Книга Дитя двух семей. Приемный ребенок в семье, страница 13. Автор книги Людмила Петрановская

Разделитель для чтения книг в онлайн библиотеке

Онлайн книга «Дитя двух семей. Приемный ребенок в семье»

Cтраница 13

«Закрывая тему», исключая все разговоры о том, что произошло, или успокаивая себя мантрой, что «любовь все лечит», мы становимся похожи на малыша, который, испугавшись, зажмуривается: если я не вижу страшной собаки, то ее как бы и нет. Чем мы будем полезны приемному ребенку, если так поступаем? Как ему восстанавливаться после пережитого, имея вместо родителя перепуганного малыша, закрывшего глаза и уши? Как доверять такому родителю? И с чего бы вдруг его уважать и слушаться?

Не бросайте ребенка. У него нет выбора «знать или не знать», ему придется что-то делать с ранами в душе, придется пережить и принять то, что случилось, и очень важно, чтобы он не был одинок на этом пути, чтобы он всегда был уверен, что вы – рядом.

«Она больше не делала вид, что все хорошо»

Рассказывает Катя, 19 лет, приемная дочь.

«Мы с сестрой оказались в приюте после того, как наша мать выбросилась из окна. Мне было 12, сестре три. Мама очень плакала после какого-то телефонного звонка, она и до этого часто плакала, особенно когда пьяная была, и говорила, что хочет сдохнуть и что это не жизнь. Я ее хотела пожалеть, но она меня оттолкнула, а потом вдруг вскочила на подоконник и прыгнула. Я не успела ничего сделать. Позвонила в «скорую», потом в дверь соседке – сказать, что сестра одна, спит в кроватке, и побежала вниз. Почему-то не села в лифт, побежала по лестнице – семь этажей, ноги ватные. До сих пор помню эти бесконечные ступени под ногами… Меня не подпустили к маме, там были уже люди. А потом я узнала, что она еще была жива, и меня так мучило: вдруг она хотела меня увидеть? Или что-то сказать? Или я ей могла что-то сказать, поцеловать хотя бы. Но потом я ее увидела уже в гробу, и это была совсем не она, чужой кто-то.

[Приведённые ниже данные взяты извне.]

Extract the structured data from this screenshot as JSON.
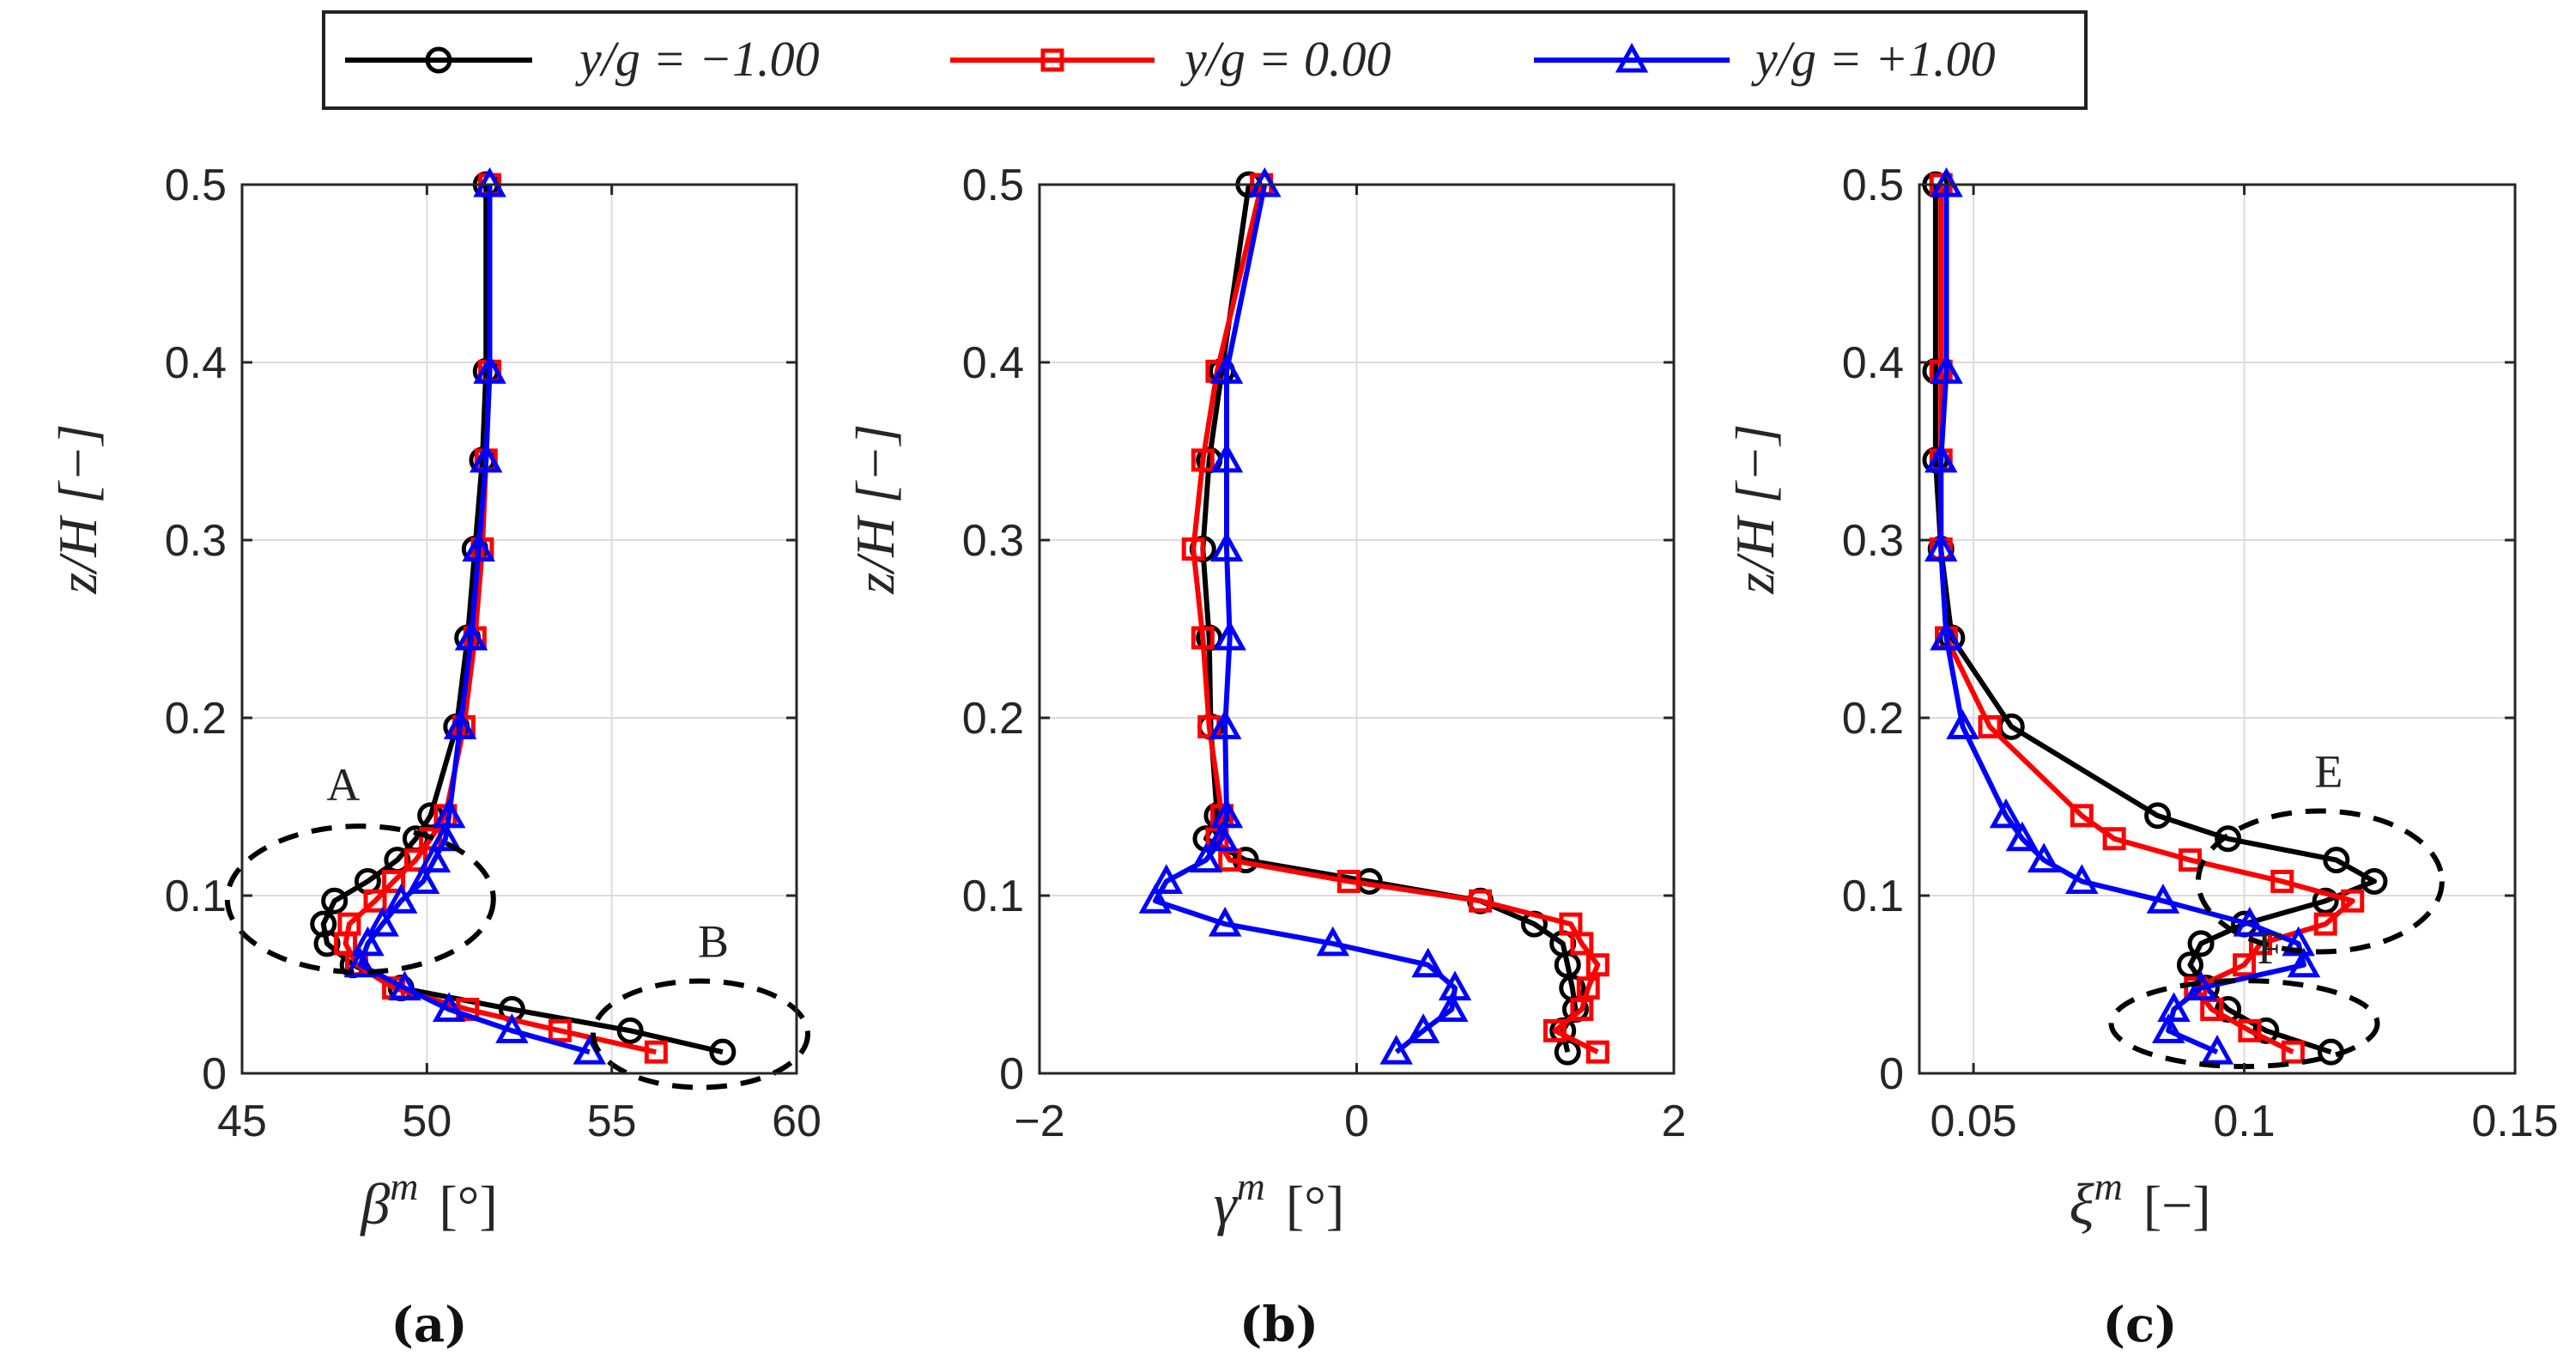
{
  "legend": {
    "entries": [
      {
        "label": "y/g = −1.00",
        "color": "#000000",
        "marker": "circle"
      },
      {
        "label": "y/g = 0.00",
        "color": "#ff0000",
        "marker": "square"
      },
      {
        "label": "y/g = +1.00",
        "color": "#0000ff",
        "marker": "triangle"
      }
    ]
  },
  "chart_data": [
    {
      "type": "line",
      "panel_label": "(a)",
      "xlabel_symbol": "β",
      "xlabel_superscript": "m",
      "xlabel_unit": "[°]",
      "ylabel": "z/H  [−]",
      "xlim": [
        45,
        60
      ],
      "ylim": [
        0,
        0.5
      ],
      "xticks": [
        45,
        50,
        55,
        60
      ],
      "yticks": [
        0,
        0.1,
        0.2,
        0.3,
        0.4,
        0.5
      ],
      "xtick_labels": [
        "45",
        "50",
        "55",
        "60"
      ],
      "ytick_labels": [
        "0",
        "0.1",
        "0.2",
        "0.3",
        "0.4",
        "0.5"
      ],
      "grid": true,
      "series": [
        {
          "name": "y/g = −1.00",
          "z": [
            0.5,
            0.395,
            0.345,
            0.295,
            0.245,
            0.195,
            0.145,
            0.132,
            0.12,
            0.108,
            0.097,
            0.084,
            0.073,
            0.061,
            0.048,
            0.036,
            0.024,
            0.012
          ],
          "x": [
            51.6,
            51.6,
            51.5,
            51.3,
            51.1,
            50.8,
            50.1,
            49.7,
            49.2,
            48.4,
            47.5,
            47.2,
            47.3,
            48.0,
            49.3,
            52.3,
            55.5,
            58.0
          ]
        },
        {
          "name": "y/g = 0.00",
          "z": [
            0.5,
            0.395,
            0.345,
            0.295,
            0.245,
            0.195,
            0.145,
            0.132,
            0.12,
            0.108,
            0.097,
            0.084,
            0.073,
            0.061,
            0.048,
            0.036,
            0.024,
            0.012
          ],
          "x": [
            51.7,
            51.7,
            51.6,
            51.5,
            51.3,
            51.0,
            50.5,
            50.1,
            49.7,
            49.1,
            48.6,
            47.9,
            47.8,
            48.1,
            49.1,
            51.1,
            53.6,
            56.2
          ]
        },
        {
          "name": "y/g = +1.00",
          "z": [
            0.5,
            0.395,
            0.345,
            0.295,
            0.245,
            0.195,
            0.145,
            0.132,
            0.12,
            0.108,
            0.097,
            0.084,
            0.073,
            0.061,
            0.048,
            0.036,
            0.024,
            0.012
          ],
          "x": [
            51.7,
            51.7,
            51.6,
            51.4,
            51.2,
            50.9,
            50.6,
            50.5,
            50.2,
            49.9,
            49.3,
            48.8,
            48.4,
            48.2,
            49.4,
            50.6,
            52.3,
            54.4
          ]
        }
      ],
      "annotations": [
        {
          "text": "A",
          "cx": 48.2,
          "cy": 0.098
        },
        {
          "text": "B",
          "cx": 57.4,
          "cy": 0.022
        }
      ]
    },
    {
      "type": "line",
      "panel_label": "(b)",
      "xlabel_symbol": "γ",
      "xlabel_superscript": "m",
      "xlabel_unit": "[°]",
      "ylabel": "z/H  [−]",
      "xlim": [
        -2,
        2
      ],
      "ylim": [
        0,
        0.5
      ],
      "xticks": [
        -2,
        0,
        2
      ],
      "yticks": [
        0,
        0.1,
        0.2,
        0.3,
        0.4,
        0.5
      ],
      "xtick_labels": [
        "−2",
        "0",
        "2"
      ],
      "ytick_labels": [
        "0",
        "0.1",
        "0.2",
        "0.3",
        "0.4",
        "0.5"
      ],
      "grid": true,
      "series": [
        {
          "name": "y/g = −1.00",
          "z": [
            0.5,
            0.395,
            0.345,
            0.295,
            0.245,
            0.195,
            0.145,
            0.132,
            0.12,
            0.108,
            0.097,
            0.084,
            0.073,
            0.061,
            0.048,
            0.036,
            0.024,
            0.012
          ],
          "x": [
            -0.68,
            -0.85,
            -0.93,
            -0.97,
            -0.93,
            -0.92,
            -0.88,
            -0.95,
            -0.7,
            0.08,
            0.78,
            1.12,
            1.3,
            1.33,
            1.36,
            1.38,
            1.3,
            1.33
          ]
        },
        {
          "name": "y/g = 0.00",
          "z": [
            0.5,
            0.395,
            0.345,
            0.295,
            0.245,
            0.195,
            0.145,
            0.132,
            0.12,
            0.108,
            0.097,
            0.084,
            0.073,
            0.061,
            0.048,
            0.036,
            0.024,
            0.012
          ],
          "x": [
            -0.6,
            -0.88,
            -0.97,
            -1.03,
            -0.97,
            -0.93,
            -0.85,
            -0.88,
            -0.8,
            -0.05,
            0.78,
            1.35,
            1.42,
            1.52,
            1.46,
            1.42,
            1.25,
            1.52
          ]
        },
        {
          "name": "y/g = +1.00",
          "z": [
            0.5,
            0.395,
            0.345,
            0.295,
            0.245,
            0.195,
            0.145,
            0.132,
            0.12,
            0.108,
            0.097,
            0.084,
            0.073,
            0.061,
            0.048,
            0.036,
            0.024,
            0.012
          ],
          "x": [
            -0.58,
            -0.82,
            -0.82,
            -0.82,
            -0.8,
            -0.83,
            -0.82,
            -0.85,
            -0.95,
            -1.2,
            -1.27,
            -0.83,
            -0.15,
            0.45,
            0.62,
            0.6,
            0.42,
            0.25
          ]
        }
      ],
      "annotations": []
    },
    {
      "type": "line",
      "panel_label": "(c)",
      "xlabel_symbol": "ξ",
      "xlabel_superscript": "m",
      "xlabel_unit": "[−]",
      "ylabel": "z/H  [−]",
      "xlim": [
        0.04,
        0.15
      ],
      "ylim": [
        0,
        0.5
      ],
      "xticks": [
        0.05,
        0.1,
        0.15
      ],
      "yticks": [
        0,
        0.1,
        0.2,
        0.3,
        0.4,
        0.5
      ],
      "xtick_labels": [
        "0.05",
        "0.1",
        "0.15"
      ],
      "ytick_labels": [
        "0",
        "0.1",
        "0.2",
        "0.3",
        "0.4",
        "0.5"
      ],
      "grid": true,
      "series": [
        {
          "name": "y/g = −1.00",
          "z": [
            0.5,
            0.395,
            0.345,
            0.295,
            0.245,
            0.195,
            0.145,
            0.132,
            0.12,
            0.108,
            0.097,
            0.084,
            0.073,
            0.061,
            0.048,
            0.036,
            0.024,
            0.012
          ],
          "x": [
            0.043,
            0.043,
            0.043,
            0.044,
            0.046,
            0.057,
            0.084,
            0.097,
            0.117,
            0.124,
            0.115,
            0.1,
            0.092,
            0.09,
            0.093,
            0.097,
            0.104,
            0.116
          ]
        },
        {
          "name": "y/g = 0.00",
          "z": [
            0.5,
            0.395,
            0.345,
            0.295,
            0.245,
            0.195,
            0.145,
            0.132,
            0.12,
            0.108,
            0.097,
            0.084,
            0.073,
            0.061,
            0.048,
            0.036,
            0.024,
            0.012
          ],
          "x": [
            0.044,
            0.044,
            0.044,
            0.044,
            0.045,
            0.053,
            0.07,
            0.076,
            0.09,
            0.107,
            0.12,
            0.115,
            0.103,
            0.1,
            0.091,
            0.094,
            0.101,
            0.109
          ]
        },
        {
          "name": "y/g = +1.00",
          "z": [
            0.5,
            0.395,
            0.345,
            0.295,
            0.245,
            0.195,
            0.145,
            0.132,
            0.12,
            0.108,
            0.097,
            0.084,
            0.073,
            0.061,
            0.048,
            0.036,
            0.024,
            0.012
          ],
          "x": [
            0.045,
            0.045,
            0.044,
            0.044,
            0.045,
            0.048,
            0.056,
            0.059,
            0.063,
            0.07,
            0.085,
            0.101,
            0.11,
            0.111,
            0.092,
            0.087,
            0.086,
            0.095
          ]
        }
      ],
      "annotations": [
        {
          "text": "E",
          "cx": 0.114,
          "cy": 0.108
        },
        {
          "text": "F",
          "cx": 0.1,
          "cy": 0.028
        }
      ]
    }
  ]
}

Потом нас увезли, сестру быстро забрала ее тетя по отцу, а я почти год была в приюте. Отца я никогда не видела, и никакой другой родни не знаю, кроме сестры и мамы. Потом я пошла жить к Лене (приемной маме).

Лена очень хорошая. Мы с ней сразу друг другу понравились. Она не похожа на мою маму совсем: большая такая, спокойная. Она, конечно, не такая красивая, как мама, и ей неважно, во что она одета, она даже не красит волосы, но я ее тоже очень люблю. Я как во сне была, когда к ней попала, все было словно через толщу воды: школа, другие ребята… Только о сестре беспокоилась, а все остальное – безразлично. Хотелось только лежать и чтобы не трогали. И Лена не трогала сначала, только есть позовет или подойдет, укроет. Она хорошая, я же говорю, совсем не вредная и никогда почти не орет.

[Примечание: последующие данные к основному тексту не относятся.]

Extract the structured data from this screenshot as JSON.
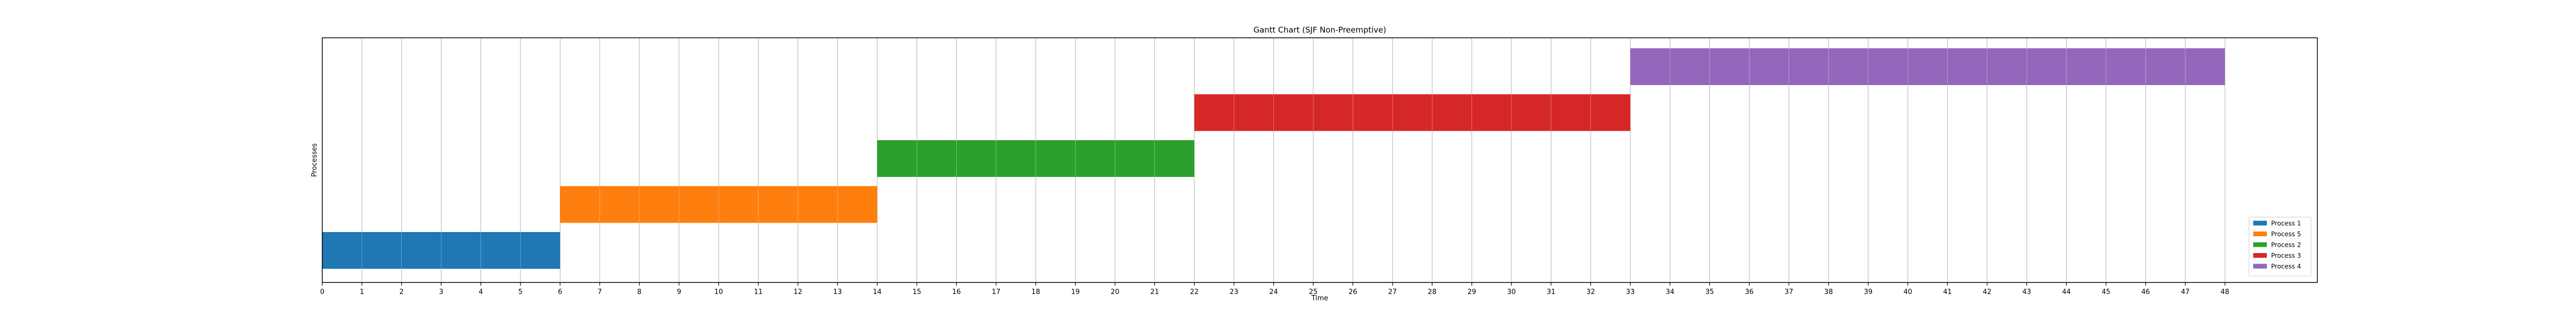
{
  "chart_data": {
    "type": "gantt",
    "title": "Gantt Chart (SJF Non-Preemptive)",
    "xlabel": "Time",
    "ylabel": "Processes",
    "xlim": [
      0,
      50
    ],
    "xticks": [
      0,
      1,
      2,
      3,
      4,
      5,
      6,
      7,
      8,
      9,
      10,
      11,
      12,
      13,
      14,
      15,
      16,
      17,
      18,
      19,
      20,
      21,
      22,
      23,
      24,
      25,
      26,
      27,
      28,
      29,
      30,
      31,
      32,
      33,
      34,
      35,
      36,
      37,
      38,
      39,
      40,
      41,
      42,
      43,
      44,
      45,
      46,
      47,
      48
    ],
    "grid": "vertical",
    "legend_placement": "lower-right",
    "series": [
      {
        "name": "Process 1",
        "start": 0,
        "end": 6,
        "row": 0,
        "color": "#1f77b4"
      },
      {
        "name": "Process 5",
        "start": 6,
        "end": 14,
        "row": 1,
        "color": "#ff7f0e"
      },
      {
        "name": "Process 2",
        "start": 14,
        "end": 22,
        "row": 2,
        "color": "#2ca02c"
      },
      {
        "name": "Process 3",
        "start": 22,
        "end": 33,
        "row": 3,
        "color": "#d62728"
      },
      {
        "name": "Process 4",
        "start": 33,
        "end": 48,
        "row": 4,
        "color": "#9467bd"
      }
    ]
  }
}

У Лены я начала как будто просыпаться. Снова стала танцами заниматься. Школа нормальная, ребята, новый брат (родной сын Лены, взрослый уже) тоже нормальный, и его жена. Они меня часто с собой брали, то в поход, то в кино, потом у них родился Колька, он клевый такой, очень смешной.

Я не думала совсем почти о маме, о том дне, не хотела. Было и было, как будто не со мной. С Леной мы никогда не говорили об этом, с братом тоже, а больше никто и не знал. Только как окно открытое видела, всегда хотелось подойти и вниз посмотреть. Прямо тянуло. Не прыгнуть, просто посмотреть, что там. Дурацкая такая мысль, но в голову лезла, отвязаться невозможно. И Лена заметила, и такой ужас у нее был… Видимо, думала, что я тоже, как мама… А я и не собиралась совсем, честно, и вообще никогда этого не сделаю, ни за что! Чтобы Лена вот так же, как я тогда, бежала вниз. Я никому такого не сделаю! Просто посмотреть хотела.

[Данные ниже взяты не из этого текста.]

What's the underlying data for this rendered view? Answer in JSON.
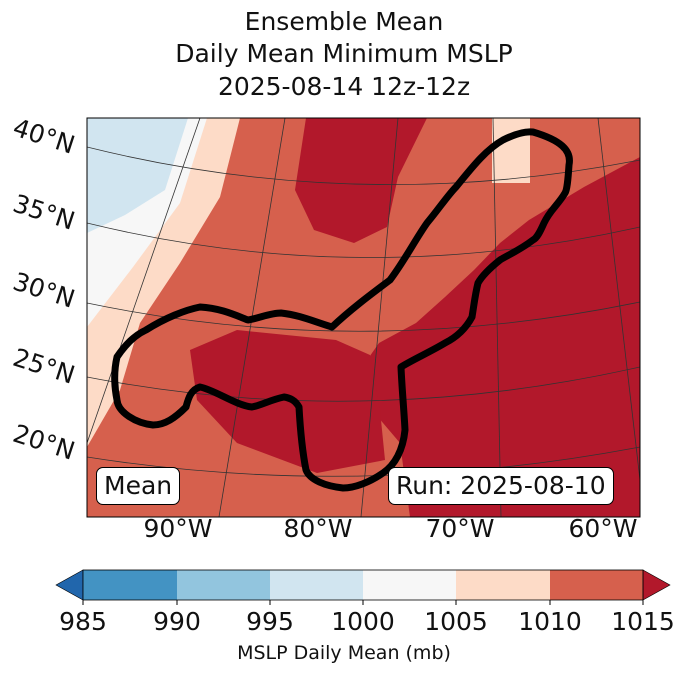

Потом она на окна сетки поставила, типа от комаров. И боялась меня оставлять в комнате, где балкон, одну. Шутила, разговаривала, как будто как всегда, а сама боялась. Если на работе была, а я дома, звонила каждый час. К психологу отвела, вроде про учебу поговорить, но я думаю, хотела «про это» узнать.

И как-то стало тяжело. Что-то висело между нами. Она мне не верила, но мы об этом не говорили. Я все равно из окон вниз смотрела, где могла. Уходила из дома, из школы, шаталась где-то, знала, что она ищет, волнуется, но почему-то видеть ее не могла. Заходила в чужие подъезды, поднималась повыше, открывала окно и смотрела. Учиться не хотелось совсем, все раздражало. Иногда вспыхивало перед глазами, как мама к окну бежит, как я по лестнице, как меня держат и к ней не дают подойти. Лена почти не ругалась, наоборот, старалась меня развеселить, куда-то мы ходили, она мне что-то покупала, на море ездили. Иногда было хорошо, и я опять почти забывала. Особенно когда с Колькой возилась. А потом опять находило. И почему-то чем больше она старалась меня развеселить и побаловать, тем больше я на нее злилась, прямо ненавидела. Сама понимала, что я сволочь, что она меня любит, старается мне помочь, а вот прямо трясло от одного ее голоса – типа «у нас все хорошо», а в глазах страх. Один раз я чашку в нее кинула, с горячим чаем, хорошо, что не попала в лицо. До сих пор стыдно вспоминать…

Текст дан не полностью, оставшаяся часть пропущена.